Si vous voulez visiter une capitale de charme, ne ratez pas Tbilissi. Entre vestiges de l'ère soviétique et superbes traces d'un riche passé, nous avons été conquis par l'atmosphère de cette ville (nous y avons passé 5 jours en parenthèse sur notre route, venant en bus de Batoumi et y repartant en train). C'est maintenant qu'il faut y aller avant que l'avidité des promoteurs ne transforme les vieux quartiers de la ville en un Disneyland les vidant de leur âme.
Ici, le touriste vient surtout de l'ex bloc de l'est, majoritairement de Russie. On croise également quelques routards occidentaux qui se font passer le grand frisson d'un incursion dans une ancienne ville soviétique. 
La ville s'étend en gros sur deux collines séparées par la rivière Mtkvari que traversent plusieurs ponts dont un audacieux pont piétonnier couvert d'une envolée de plaques de verre.


Dans le vieux Tbilissi, églises orthodoxe ou arménienne, mosquée, synagogue et bains se côtoient toutes bâties avec une belle pierre ocre clair.



Le centre du vieux quartier est joliment restauré avec ses maisons peintes de couleurs douces, aux charmants balcons de bois, serrées sur la colline au pied d'une forteresse. Celliers, restaurants, hostels abondent ; les bars tentent de recréer l'ambiance de la vieille Tbilissi où on buvait du vin dans des cornes ainsi qu'on peut le voir sur un tableau de Pirosmani, célèbre peintre géorgien.



Lorsqu'on s'éloigne du centre, on quitte ce décor d'opérette. Terminés les boutiques de souvenirs, les bars, hostels, restaurants ! Les maisons se font plus grises, les balcons sont délabrés, les évacuations d'eau demandent un peu de maintenance. Les maisons sont souvent distribuées autour de cours où s'organise une vie de petit quartier. 




C'est dans un tel lieu que nous avons logé. "Chez Nako" est une accueillante guesthouse, nichée au fond d'une petite cour. Passé un portail, on se retrouvait au cœur d'une petite vie "communautaire" qui nous est devenue rapidement familière. Petites maisons de briques, quelques appentis, un peu de place pour les voitures, des plantes en pot. Sous un arbre, de vieux sièges de bus accueillent les discussions. Nako et son mari, authentique prince géorgien, sont d'adorables hôtes, généreux pourvoyeurs de thé, vin, douceurs et fruits. Ils ne nous ont pas laissés partir sans nous offrir des cadeaux.



À Tbilissi, nous avons fait une expérience intéressante qui nous a plongés dans ce qui devait être vie courante du temps de l'ère soviétique.
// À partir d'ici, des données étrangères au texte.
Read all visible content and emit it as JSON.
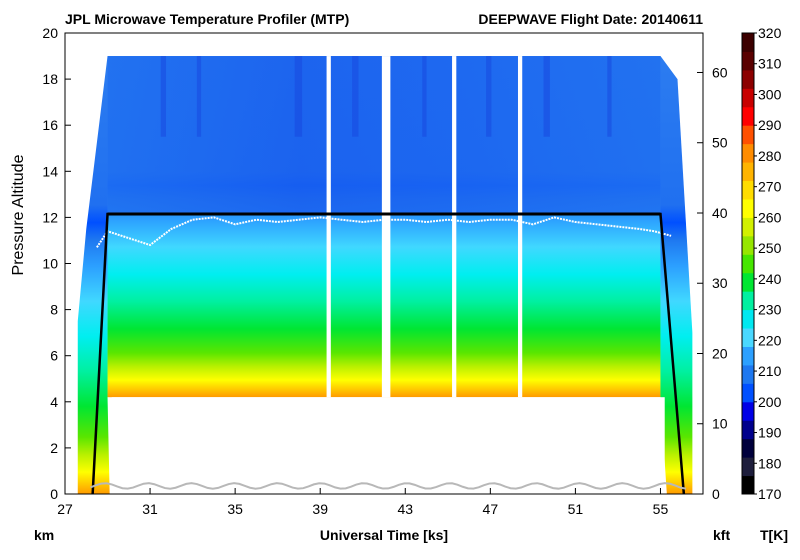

Sur les conseils de nos hôtes, nous avons décidé de retourner à Batoumi en train. La veille de notre départ, nous nous renseignons pour savoir où prendre un billet. Deux solutions : via internet, sur un site majoritairement écrit en géorgien ou à la gare. C'était clair, il fallait opter pour la deuxième solution. Restait à trouver la gare. Après quelques croisements d'informations, il suffisait de prendre le métro ... Et ce n'était pas gagné car les stations sont d'une discrétion redoutable. La sortie du métro débouchait sur un petit marché animé qui vendait de tout et n'importe quoi, entouré d'immeubles délabrés. Rien autour de nous ne ressemblait à une gare : pas l'ombre d'un panneau, pas le moindre bruit de train, rien. Suivant un flux d'indications aimablement fournies par des passants, nous nous retrouvons devant un grand centre commercial. Quelque peu interrogatifs, nous nous décidons à y pénétrer. Et bien caché à l'intérieur du hall, les plateformes de départ étaient signalées. Nous étions sur la piste ! Après quelques errements, nous avons fini par trouver les guichets. Au vu de la queue, nous choisissons les bornes automatiques lesquelles ont certainement été programmées par un geek post-soviétique (numéro de passeport, numéro de téléphone, nom, prénom, etc). Enfin nous récupérons nos billets, contents d'avoir pu repérer les lieux. Le lendemain, à l'aube, nous repartons lestés de nos sacs à dos, pour le même circuit ... Enfin presque, si on fait abstraction de sortie de métro fermée, porte de centre commercial hermétiquement close, etc. Mais nous avons vaincu ... Nous avons eu notre train après contrôle du billet et du passeport, bien entendu. En 6 heures, nous avons franchi les 400 km qui nous séparaient de Batoumi d'oú nous reprenions notre route.